Tewari Y B, Goldberg R N

机构信息

Chemical Thermodynamics Division, National Bureau of Standards, Gaithersburg, MD 20899.

出版信息

Biophys Chem. 1988 Apr;29(3):245-52. doi: 10.1016/0301-4622(88)85045-2.

DOI:10.1016/0301-4622(88)85045-2
PMID:2839246
Abstract

The thermodynamics of the enzymatic conversion (penicillin acylase) of aqueous penicillin G to phenylacetic acid and 6-aminopenicillanic acid have been studied using both high-pressure liquid-chromatography and microcalorimetry.
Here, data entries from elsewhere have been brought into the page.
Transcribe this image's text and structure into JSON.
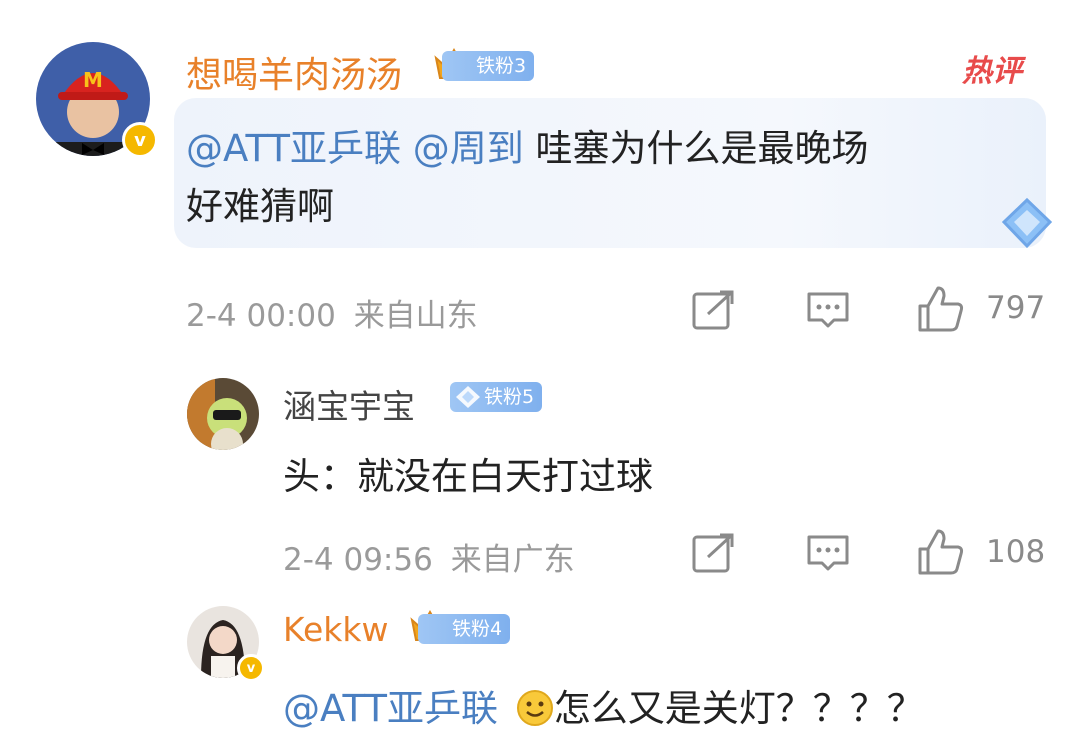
{
  "comments": [
    {
      "username": "想喝羊肉汤汤",
      "fan_badge": "铁粉3",
      "tag": "热评",
      "mention_1": "@ATT亚乒联",
      "mention_2": "@周到",
      "text_line1_rest": "哇塞为什么是最晚场",
      "text_line2": "好难猜啊",
      "timestamp": "2-4 00:00",
      "location": "来自山东",
      "likes": "797"
    },
    {
      "username": "涵宝宇宝",
      "fan_badge": "铁粉5",
      "text": "头：就没在白天打过球",
      "timestamp": "2-4 09:56",
      "location": "来自广东",
      "likes": "108"
    },
    {
      "username": "Kekkw",
      "fan_badge": "铁粉4",
      "mention": "@ATT亚乒联",
      "text": "怎么又是关灯？？？？"
    }
  ],
  "colors": {
    "username_orange": "#e8812a",
    "username_gray": "#444444",
    "mention_blue": "#4a7fc1",
    "meta_gray": "#9a9a9a",
    "hot_red": "#e84b4b",
    "verified_gold": "#f5b800"
  },
  "icons": [
    "crown-icon",
    "diamond-icon",
    "verified-icon",
    "share-icon",
    "comment-icon",
    "like-icon",
    "smile-emoji-icon"
  ]
}
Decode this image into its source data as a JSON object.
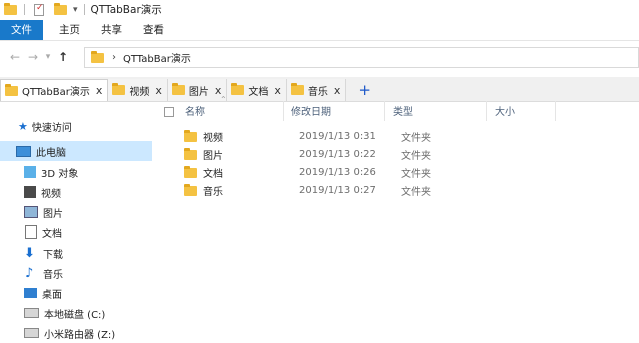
{
  "titlebar": {
    "title": "QTTabBar演示"
  },
  "ribbon": {
    "tabs": [
      "文件",
      "主页",
      "共享",
      "查看"
    ]
  },
  "address": {
    "chevron": "›",
    "path": "QTTabBar演示"
  },
  "folder_tabs": [
    {
      "label": "QTTabBar演示",
      "active": true
    },
    {
      "label": "视频",
      "active": false
    },
    {
      "label": "图片",
      "active": false
    },
    {
      "label": "文档",
      "active": false
    },
    {
      "label": "音乐",
      "active": false
    }
  ],
  "tab_close_glyph": "x",
  "new_tab_glyph": "+",
  "nav": {
    "quick_access": "快速访问",
    "items": [
      {
        "label": "此电脑",
        "icon": "computer-icon",
        "selected": true
      },
      {
        "label": "3D 对象",
        "icon": "3d-objects-icon"
      },
      {
        "label": "视频",
        "icon": "video-icon"
      },
      {
        "label": "图片",
        "icon": "pictures-icon"
      },
      {
        "label": "文档",
        "icon": "documents-icon"
      },
      {
        "label": "下载",
        "icon": "download-icon"
      },
      {
        "label": "音乐",
        "icon": "music-icon"
      },
      {
        "label": "桌面",
        "icon": "desktop-icon"
      },
      {
        "label": "本地磁盘 (C:)",
        "icon": "drive-icon"
      },
      {
        "label": "小米路由器 (Z:)",
        "icon": "network-drive-icon"
      }
    ]
  },
  "columns": {
    "name": "名称",
    "date": "修改日期",
    "type": "类型",
    "size": "大小"
  },
  "files": [
    {
      "name": "视频",
      "date": "2019/1/13 0:31",
      "type": "文件夹"
    },
    {
      "name": "图片",
      "date": "2019/1/13 0:22",
      "type": "文件夹"
    },
    {
      "name": "文档",
      "date": "2019/1/13 0:26",
      "type": "文件夹"
    },
    {
      "name": "音乐",
      "date": "2019/1/13 0:27",
      "type": "文件夹"
    }
  ],
  "colors": {
    "accent": "#1979ca",
    "selection": "#cce8ff",
    "folder": "#f4c242",
    "new_tab": "#1a56c8"
  }
}
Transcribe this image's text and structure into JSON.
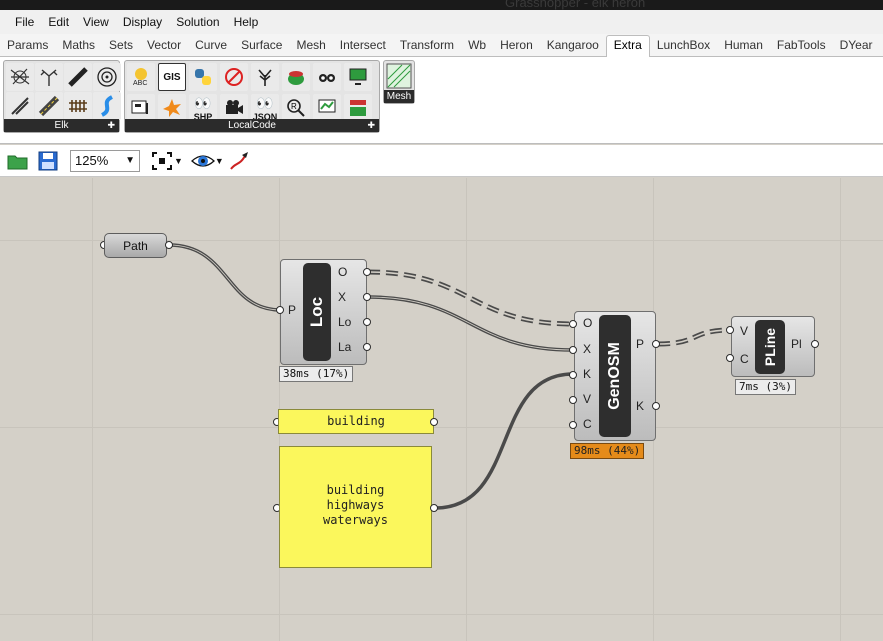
{
  "window": {
    "title": "Grasshopper - elk heron"
  },
  "menu": [
    "File",
    "Edit",
    "View",
    "Display",
    "Solution",
    "Help"
  ],
  "tabs": [
    "Params",
    "Maths",
    "Sets",
    "Vector",
    "Curve",
    "Surface",
    "Mesh",
    "Intersect",
    "Transform",
    "Wb",
    "Heron",
    "Kangaroo",
    "Extra",
    "LunchBox",
    "Human",
    "FabTools",
    "DYear"
  ],
  "active_tab": "Extra",
  "ribbon": {
    "elk_label": "Elk",
    "localcode_label": "LocalCode",
    "mesh_label": "Mesh",
    "localcode_texts": {
      "gis": "GIS",
      "shp": "SHP",
      "json": "JSON"
    }
  },
  "toolbar": {
    "zoom": "125%"
  },
  "canvas": {
    "path_param": {
      "label": "Path"
    },
    "loc": {
      "name": "Loc",
      "inputs": [
        "P"
      ],
      "outputs": [
        "O",
        "X",
        "Lo",
        "La"
      ],
      "timing": "38ms (17%)"
    },
    "genosm": {
      "name": "GenOSM",
      "inputs": [
        "O",
        "X",
        "K",
        "V",
        "C"
      ],
      "outputs": [
        "P",
        "K"
      ],
      "timing": "98ms (44%)"
    },
    "pline": {
      "name": "PLine",
      "inputs": [
        "V",
        "C"
      ],
      "outputs": [
        "Pl"
      ],
      "timing": "7ms (3%)"
    },
    "panel1": {
      "text": "building"
    },
    "panel2": {
      "lines": [
        "building",
        "highways",
        "waterways"
      ]
    }
  },
  "colors": {
    "canvas": "#d4d0c8",
    "panel": "#fbf75c",
    "timing_warn": "#e58b1a"
  }
}
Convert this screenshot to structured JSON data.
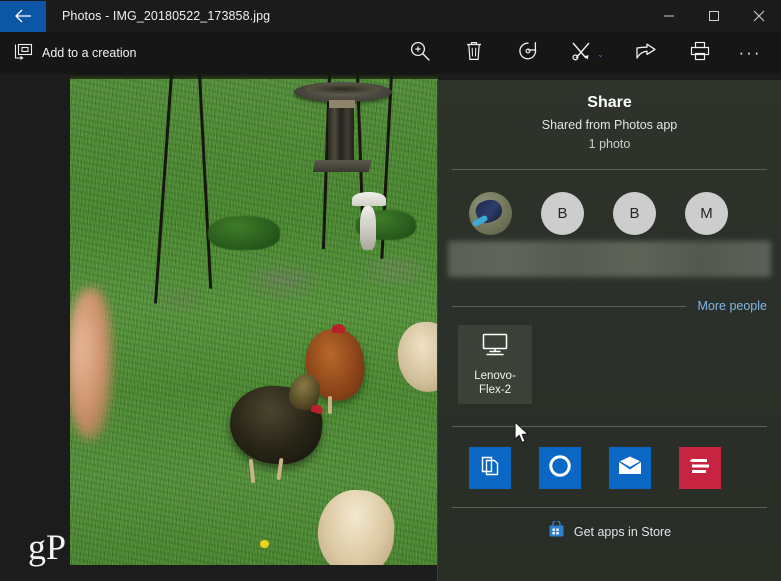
{
  "window": {
    "title": "Photos - IMG_20180522_173858.jpg",
    "back_icon": "back-arrow-icon",
    "minimize_label": "—",
    "maximize_label": "□",
    "close_label": "✕"
  },
  "toolbar": {
    "add_to_creation_label": "Add to a creation",
    "add_to_creation_icon": "add-to-creation-icon",
    "items": [
      {
        "name": "zoom-icon",
        "tip": "Zoom"
      },
      {
        "name": "delete-icon",
        "tip": "Delete"
      },
      {
        "name": "rotate-icon",
        "tip": "Rotate"
      },
      {
        "name": "edit-create-icon",
        "tip": "Edit & Create"
      },
      {
        "name": "share-icon",
        "tip": "Share"
      },
      {
        "name": "print-icon",
        "tip": "Print"
      }
    ],
    "chevron": "⌄",
    "more_label": "···"
  },
  "photo": {
    "watermark": "gP",
    "alt": "Chickens on a green lawn with a birdbath and garden stakes"
  },
  "share_panel": {
    "title": "Share",
    "subtitle": "Shared from Photos app",
    "count": "1 photo",
    "contacts": [
      {
        "name": "contact-avatar-photo",
        "initial": ""
      },
      {
        "name": "contact-avatar-b1",
        "initial": "B"
      },
      {
        "name": "contact-avatar-b2",
        "initial": "B"
      },
      {
        "name": "contact-avatar-m",
        "initial": "M"
      }
    ],
    "more_people_label": "More people",
    "devices": [
      {
        "name": "device-lenovo-flex-2",
        "label": "Lenovo-Flex-2",
        "icon": "monitor-icon"
      }
    ],
    "apps": [
      {
        "name": "app-copy",
        "icon": "copy-icon",
        "color": "#0a68c4"
      },
      {
        "name": "app-cortana",
        "icon": "cortana-ring-icon",
        "color": "#0a68c4"
      },
      {
        "name": "app-mail",
        "icon": "mail-envelope-icon",
        "color": "#0a68c4"
      },
      {
        "name": "app-notes",
        "icon": "lines-icon",
        "color": "#c62440"
      }
    ],
    "store_label": "Get apps in Store",
    "store_icon": "store-bag-icon"
  },
  "colors": {
    "accent_blue": "#0d56a6",
    "link_blue": "#7fb6e8",
    "panel_bg": "#2b302a",
    "tile_bg": "#3c4138",
    "red_app": "#c62440"
  }
}
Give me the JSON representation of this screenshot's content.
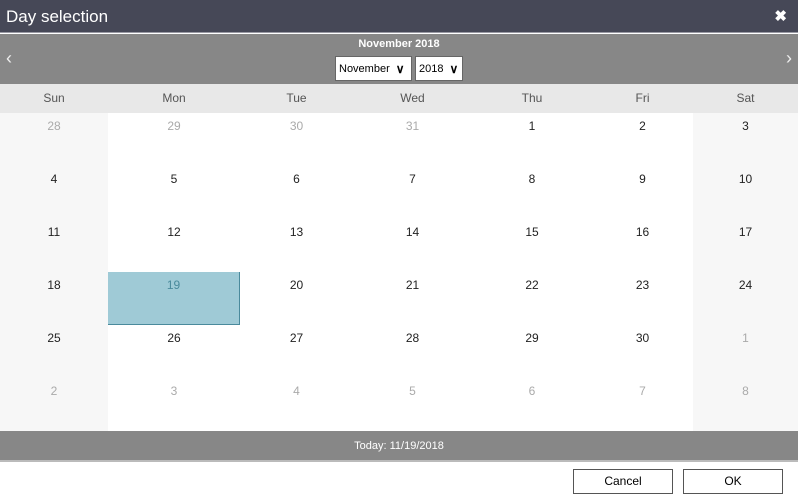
{
  "dialog": {
    "title": "Day selection",
    "close_icon": "close-icon"
  },
  "nav": {
    "month_title": "November 2018",
    "prev_icon": "chevron-left-icon",
    "next_icon": "chevron-right-icon",
    "month_select": "November",
    "year_select": "2018"
  },
  "calendar": {
    "weekdays": [
      "Sun",
      "Mon",
      "Tue",
      "Wed",
      "Thu",
      "Fri",
      "Sat"
    ],
    "weeks": [
      [
        "28",
        "29",
        "30",
        "31",
        "1",
        "2",
        "3"
      ],
      [
        "4",
        "5",
        "6",
        "7",
        "8",
        "9",
        "10"
      ],
      [
        "11",
        "12",
        "13",
        "14",
        "15",
        "16",
        "17"
      ],
      [
        "18",
        "19",
        "20",
        "21",
        "22",
        "23",
        "24"
      ],
      [
        "25",
        "26",
        "27",
        "28",
        "29",
        "30",
        "1"
      ],
      [
        "2",
        "3",
        "4",
        "5",
        "6",
        "7",
        "8"
      ]
    ],
    "selected_day": "19",
    "selected_color": "#9fcad6"
  },
  "footer": {
    "today": "Today: 11/19/2018"
  },
  "buttons": {
    "cancel": "Cancel",
    "ok": "OK"
  }
}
The reaction was carried out in aqueous phosphate buffer over the pH range 6.0-7.6, at ionic strengths from 0.10 to 0.40 mol kg-1, and at temperatures from 292 to 322 K. The data have been analyzed using a chemical equilibrium model with an extended Debye-Hückel expression for the activity coefficients. For the reference reaction, penicillin G- (aq) + H2O(l) = phenylacetic acid-(aq) + 6-aminopenicillanic acid-(aq) + H+ (aq), the following parameters have been obtained: K = (7.35 +/- 1.5) X 10(-8) mol kg-1, delta G0 = 40.7 +/- 0.5 kJ mol-1, delta H0 = 29.7 +/- 0.6 kJ mol-1, and delta C0p = -240 +/- 50 J mol-1 K-1 at 298.15 K and at the thermochemical standard state. The extent of reaction for the overall conversion is highly dependent upon the pH.